What happened next is something that my friends and I will hopefully never forget for the rest of our lives. Jim grabbed a bottle from his table and went to get some glasses for us. We had no idea what he had selected, but we were getting rather excited. He then returned with four glasses and poured a good measure of whisky from the bottle into each of the glasses, which he then handed over to us.
He told us to nose it first, which we did. It was honestly one of the best whiskies I had ever smelt, and it wasn’t even a sherried whisky but one from an ex-bourbon cask. Jim mentioned the nose contained Demerara sugar, creme brulee, wood tannins, old leather and just a hint of mint leaves. I was astounded to be able to discern all those smells, which made me even more excited.
He then held up the bottle from which the whisky came from and shook it. Jim explained that whiskies which were unadulterated with colouring would exhibit their quality through the appearance of the entire spectrum of the rainbow in the bubbles which formed. Sure enough, this particular bottle exhibited just that. He then told us to take a sip and swish it around our mouths for a few seconds before swallowing.
We did just that and the silence which filled the room was deafening. My eyes grew wide at the taste and I realised that much of what I had discerned from the nose had filtered through to the palate. It was one of the best whiskies I had ever nosed, and now tasted. In fact, I believe it is the best I’ve ever nosed and tasted.
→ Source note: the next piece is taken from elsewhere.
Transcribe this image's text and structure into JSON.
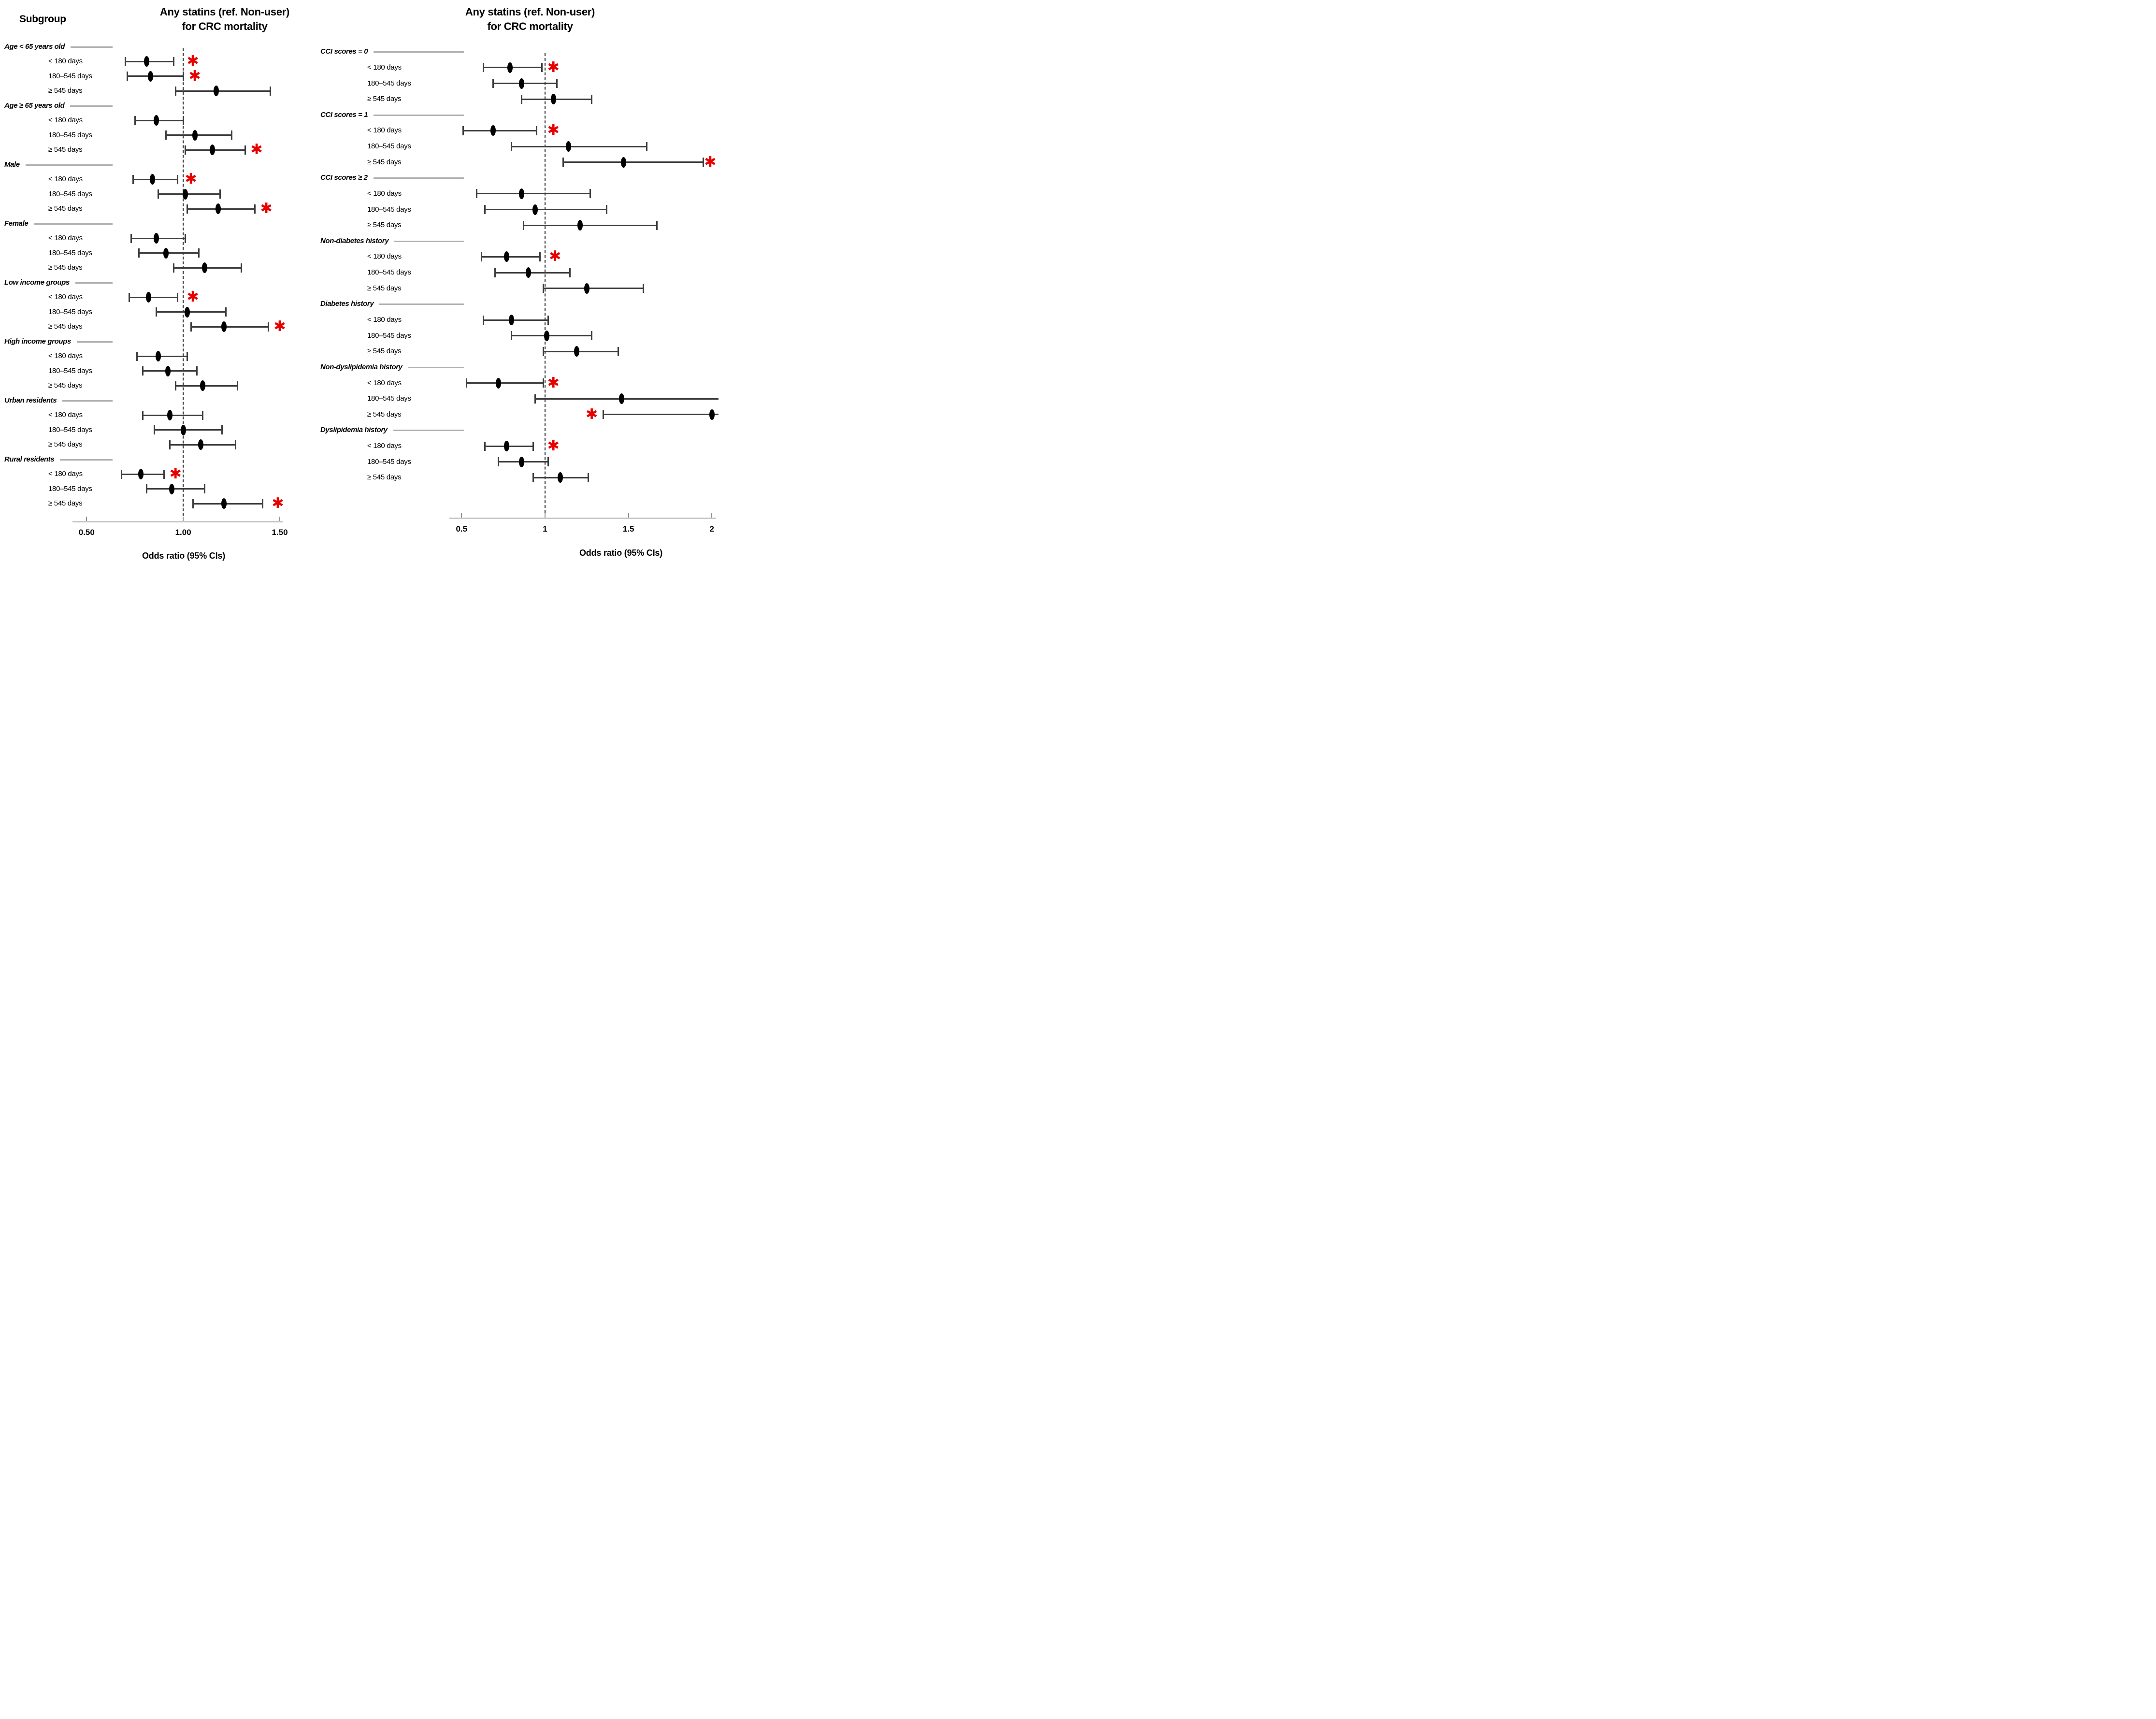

Jim took our stunned silence as a sign of approval and asked us to guess how old the whisky was. We took a stab and our guesses were between 15-21 years old.
Jim then told us this: “What you have just tried is approximately 50.2% abv, taken from an ex-bourbon cask in one of our warehouses. We used to have three casks but two were sold to private collectors to raise funds for the distillery while it was closed. We have tried to get them back from the collectors but so far we have been unsuccessful. The only cask we have left is only half full because of the Angel’s Share, and it was distilled in 1985.”
The silence that followed was even more deafening than the previous one. We had just been presented with a whisky sample from a 30 year old cask (although it was technically 29 years old as the sample was drawn from the cask in July 2014). Jim then proceeded to say that the distillery was unsure if they were intending to release it as an official bottling or something from the Micro-Provenance range.
We were still trying to process the fact that we had just tried a 30 year old whisky right from the cask and were still speechless. But eventually we regained the ability to speak and thanked him profusely for allowing us to partake in this amazing experience. He told us it was nothing and said that it was a proper welcome to Islay.
He then ushered us to the room next to his office, which contained cupboard filled with whisky samples. It was there that we met another distillery employee, who proceeded to give us a 500ml bottle filled with a 10 year old vatting of Port Charlotte, free of charge. How amazing is that?!
We then asked Jim if we could take a group photo with him, and he happily obliged. If anything, we knew that Bruichladdich had just set the benchmark for distillery tours. And you know what was the best part? That was only the beginning of what turned out to be an epic day.